И она продолжала говорить, да так долго, что я боялась, как бы не начала задыхаться. Мама рассказывала о врачах, о цветах, о больничной еде и о вкуснейших блюдах, которые принесли ее друзья к нам домой. Но вдруг ее лицо побледнело и опало, глаза утратили свой блеск. Мама глубоко вздохнула: казалось, собирается с силами, – и вот глаза ее опять ожили, словно зажглись фонарики, которые на миг задул ветер ее мыслей.
– Не знаю, зачем рассказываю тебе все это. Самое главное, что у меня все хорошо. Поэтому ты здесь, правда? Хочешь убедиться, что я в порядке? Так оно и есть. Я не хочу, чтобы вы все тревожились из-за меня, потому что чувствую себя хорошо, просто отлично. Сплю, правда, больше, чем раньше, и очень скоро приду в себя – не успеешь оглянуться. Меня убила бы сама мысль, что вы за меня боитесь. Я могу жить без степлера.
Мы обе рассмеялись, и я сказала, почти не покривив душой:
– Ты отлично выглядишь, мама.
Она действительно выглядела так хорошо, что я даже задумалась: может, получится к концу месяца турнуть из моей сданной в субаренду квартиры студента-выпускника да восстановиться на прежней работе?
– Прости, я не знала, что ты приедешь, иначе приготовила бы что-нибудь вкусненькое, – сказала мама, поправляя волосы. – Не знаю, понравится ли тебе то, что нам натащили.
«Нести нам еду – все равно что везти уголь в Ньюкасл», – подумала я.

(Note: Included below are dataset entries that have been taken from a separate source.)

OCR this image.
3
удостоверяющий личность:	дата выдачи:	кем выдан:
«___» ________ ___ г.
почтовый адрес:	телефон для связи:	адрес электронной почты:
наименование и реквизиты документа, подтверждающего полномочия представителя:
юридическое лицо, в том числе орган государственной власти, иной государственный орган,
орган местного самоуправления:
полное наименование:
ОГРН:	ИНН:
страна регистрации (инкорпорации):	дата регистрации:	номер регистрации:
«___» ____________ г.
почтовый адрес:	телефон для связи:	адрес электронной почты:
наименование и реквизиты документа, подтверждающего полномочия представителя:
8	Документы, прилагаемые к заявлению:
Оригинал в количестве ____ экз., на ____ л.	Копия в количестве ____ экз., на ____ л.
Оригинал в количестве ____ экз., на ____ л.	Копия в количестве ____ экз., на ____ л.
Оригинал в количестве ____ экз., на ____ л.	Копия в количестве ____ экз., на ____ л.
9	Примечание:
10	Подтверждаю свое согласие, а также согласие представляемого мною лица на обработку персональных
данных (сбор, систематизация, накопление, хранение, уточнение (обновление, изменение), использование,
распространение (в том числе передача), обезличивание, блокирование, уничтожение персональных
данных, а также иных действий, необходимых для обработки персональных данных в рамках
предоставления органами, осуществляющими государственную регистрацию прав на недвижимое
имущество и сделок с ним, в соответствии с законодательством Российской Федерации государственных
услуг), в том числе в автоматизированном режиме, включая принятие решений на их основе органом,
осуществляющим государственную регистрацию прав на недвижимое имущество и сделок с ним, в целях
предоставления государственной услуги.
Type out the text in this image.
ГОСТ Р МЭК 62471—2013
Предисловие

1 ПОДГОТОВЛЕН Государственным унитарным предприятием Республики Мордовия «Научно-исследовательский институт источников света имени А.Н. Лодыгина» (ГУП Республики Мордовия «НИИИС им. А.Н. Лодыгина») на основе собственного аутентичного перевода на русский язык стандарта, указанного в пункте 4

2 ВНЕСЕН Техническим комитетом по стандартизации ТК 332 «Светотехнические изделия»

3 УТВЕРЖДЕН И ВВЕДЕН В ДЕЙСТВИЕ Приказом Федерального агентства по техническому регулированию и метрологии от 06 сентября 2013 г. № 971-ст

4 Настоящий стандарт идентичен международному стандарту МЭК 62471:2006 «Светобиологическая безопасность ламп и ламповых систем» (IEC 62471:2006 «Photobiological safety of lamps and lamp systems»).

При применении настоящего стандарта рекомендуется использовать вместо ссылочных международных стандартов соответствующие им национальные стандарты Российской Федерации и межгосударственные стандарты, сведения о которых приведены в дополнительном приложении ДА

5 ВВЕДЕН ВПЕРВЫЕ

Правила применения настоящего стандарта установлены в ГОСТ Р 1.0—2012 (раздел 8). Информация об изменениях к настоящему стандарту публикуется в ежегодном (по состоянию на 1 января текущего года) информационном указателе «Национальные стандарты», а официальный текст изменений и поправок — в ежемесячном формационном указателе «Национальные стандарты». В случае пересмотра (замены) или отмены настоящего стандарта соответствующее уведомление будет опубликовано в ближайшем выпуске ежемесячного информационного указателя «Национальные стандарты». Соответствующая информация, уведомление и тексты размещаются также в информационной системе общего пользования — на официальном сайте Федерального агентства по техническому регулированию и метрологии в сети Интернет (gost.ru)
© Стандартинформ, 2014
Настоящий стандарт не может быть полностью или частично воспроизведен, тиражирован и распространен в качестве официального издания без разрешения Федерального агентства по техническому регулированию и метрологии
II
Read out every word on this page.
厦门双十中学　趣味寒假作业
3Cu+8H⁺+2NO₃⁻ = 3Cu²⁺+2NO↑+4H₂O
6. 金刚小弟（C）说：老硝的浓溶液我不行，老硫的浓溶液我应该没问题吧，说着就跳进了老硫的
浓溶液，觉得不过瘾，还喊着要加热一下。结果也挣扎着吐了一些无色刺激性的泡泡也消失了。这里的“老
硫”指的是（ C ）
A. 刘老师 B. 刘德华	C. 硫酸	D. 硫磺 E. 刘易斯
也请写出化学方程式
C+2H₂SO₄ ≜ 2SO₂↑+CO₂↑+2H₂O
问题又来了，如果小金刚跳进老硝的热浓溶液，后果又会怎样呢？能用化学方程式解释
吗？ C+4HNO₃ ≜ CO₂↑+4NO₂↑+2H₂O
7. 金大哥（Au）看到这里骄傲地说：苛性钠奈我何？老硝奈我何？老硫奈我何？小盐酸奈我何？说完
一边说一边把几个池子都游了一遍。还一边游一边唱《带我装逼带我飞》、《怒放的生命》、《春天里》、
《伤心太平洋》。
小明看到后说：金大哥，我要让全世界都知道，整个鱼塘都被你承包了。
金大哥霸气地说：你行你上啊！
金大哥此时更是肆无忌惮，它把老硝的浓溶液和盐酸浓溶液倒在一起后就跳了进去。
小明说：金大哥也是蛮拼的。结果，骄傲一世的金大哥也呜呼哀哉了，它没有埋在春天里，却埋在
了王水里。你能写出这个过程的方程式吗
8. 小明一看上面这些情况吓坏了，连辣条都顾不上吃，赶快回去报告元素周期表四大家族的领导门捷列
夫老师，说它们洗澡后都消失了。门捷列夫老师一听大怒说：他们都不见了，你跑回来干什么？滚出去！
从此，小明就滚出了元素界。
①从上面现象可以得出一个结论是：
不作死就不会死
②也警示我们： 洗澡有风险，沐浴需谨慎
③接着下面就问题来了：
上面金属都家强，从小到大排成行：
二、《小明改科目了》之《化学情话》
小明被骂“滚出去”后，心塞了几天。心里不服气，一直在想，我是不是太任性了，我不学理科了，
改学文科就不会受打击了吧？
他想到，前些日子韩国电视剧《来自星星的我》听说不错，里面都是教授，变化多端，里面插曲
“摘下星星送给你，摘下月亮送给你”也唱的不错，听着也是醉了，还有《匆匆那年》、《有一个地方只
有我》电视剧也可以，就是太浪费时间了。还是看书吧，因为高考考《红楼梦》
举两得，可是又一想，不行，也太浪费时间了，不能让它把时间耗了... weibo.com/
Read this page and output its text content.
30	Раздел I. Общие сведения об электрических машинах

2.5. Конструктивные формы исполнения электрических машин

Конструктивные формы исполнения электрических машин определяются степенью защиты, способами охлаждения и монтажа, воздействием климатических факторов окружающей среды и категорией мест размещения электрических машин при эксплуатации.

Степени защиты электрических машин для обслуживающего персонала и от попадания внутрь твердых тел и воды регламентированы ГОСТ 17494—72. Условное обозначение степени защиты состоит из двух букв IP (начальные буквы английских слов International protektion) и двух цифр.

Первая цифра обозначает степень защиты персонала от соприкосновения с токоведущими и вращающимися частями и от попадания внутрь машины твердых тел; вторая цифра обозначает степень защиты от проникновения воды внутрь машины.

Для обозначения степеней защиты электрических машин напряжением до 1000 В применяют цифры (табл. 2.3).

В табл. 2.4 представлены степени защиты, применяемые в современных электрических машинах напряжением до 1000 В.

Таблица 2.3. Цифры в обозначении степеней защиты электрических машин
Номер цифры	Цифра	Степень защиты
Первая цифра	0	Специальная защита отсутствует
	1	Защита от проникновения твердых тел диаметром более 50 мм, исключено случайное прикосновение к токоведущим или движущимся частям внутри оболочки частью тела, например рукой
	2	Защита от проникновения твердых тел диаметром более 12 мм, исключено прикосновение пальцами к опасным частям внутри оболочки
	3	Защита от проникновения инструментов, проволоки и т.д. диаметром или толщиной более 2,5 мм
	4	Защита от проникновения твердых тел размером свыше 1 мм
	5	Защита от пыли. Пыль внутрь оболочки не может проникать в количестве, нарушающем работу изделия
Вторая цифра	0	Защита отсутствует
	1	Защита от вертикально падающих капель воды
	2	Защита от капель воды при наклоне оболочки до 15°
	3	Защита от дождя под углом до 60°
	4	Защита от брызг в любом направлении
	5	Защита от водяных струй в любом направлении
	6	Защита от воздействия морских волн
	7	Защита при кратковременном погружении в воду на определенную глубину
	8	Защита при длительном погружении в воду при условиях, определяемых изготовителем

– Знаешь, давай-ка сегодня отправимся обедать в «Инн». Джефф повез Брайана в школу, а у твоего отца какая-то встреча. Поэтому мы с тобой пообедаем пораньше, а потом пойдем к Дуайнам и накупим книг. Ты скажешь, что нам стоит купить, и я буду читать, раз нельзя красить. Мне в любом случае нужно что-то почитать, пока я буду проходить процедуры. Ты же знаешь эти больницы – ждешь два часа, чтобы за пять минут тебе укололи палец и взяли кровь, или что там они собираются со мной делать. Ты к нам надолго?
Я посмотрела на маму, на ее руки с длинными пальцами – она коротко обрезала ногти ради своих проектов, – и поняла, что она не знает, зачем я приехала. Так оно было всегда. Решения принимал отец, а она узнавала о них позже, свыкалась с ними и, как правило, усовершенствовала их.
– Мама, мне хочется немного пожить дома, – пояснила я. – Я устроилась в своей старой комнате наверху.
– Дома? – переспросила она. – Здесь?
Я кивнула.
– О нет, Эллен! Что-то случилось? А как же твои друзья, твоя квартирка? А работа?
– Решила устроить небольшой перерыв, – сказала я как можно беспечнее, но глаза выдали меня: ничего не могла с собой поделать.
– О нет, – прошептала мама. – Нет, нет и нет. Ты не должна превращаться в няньку или прислугу. Вести мой дом я должна сама, а то ты меня возненавидишь.
– Но это же абсурд! – возмутилась я.
– Господи, Эллен, – продолжила мама, будто и не слышала меня. – Ты должна вернуться. Мы пообедаем, а завтра утром ты уедешь. Или, если хочешь, последним поездом сегодня. Есть же ведь такой, правда?
– Мама, тебе скоро понадобится помощь, – попыталась я ее образумить. – Я просто буду с тобой, пока ты будешь проходить химиотерапию… Ой, прости: лечение. Я пока буду делать вместо тебя то, что запретили врачи.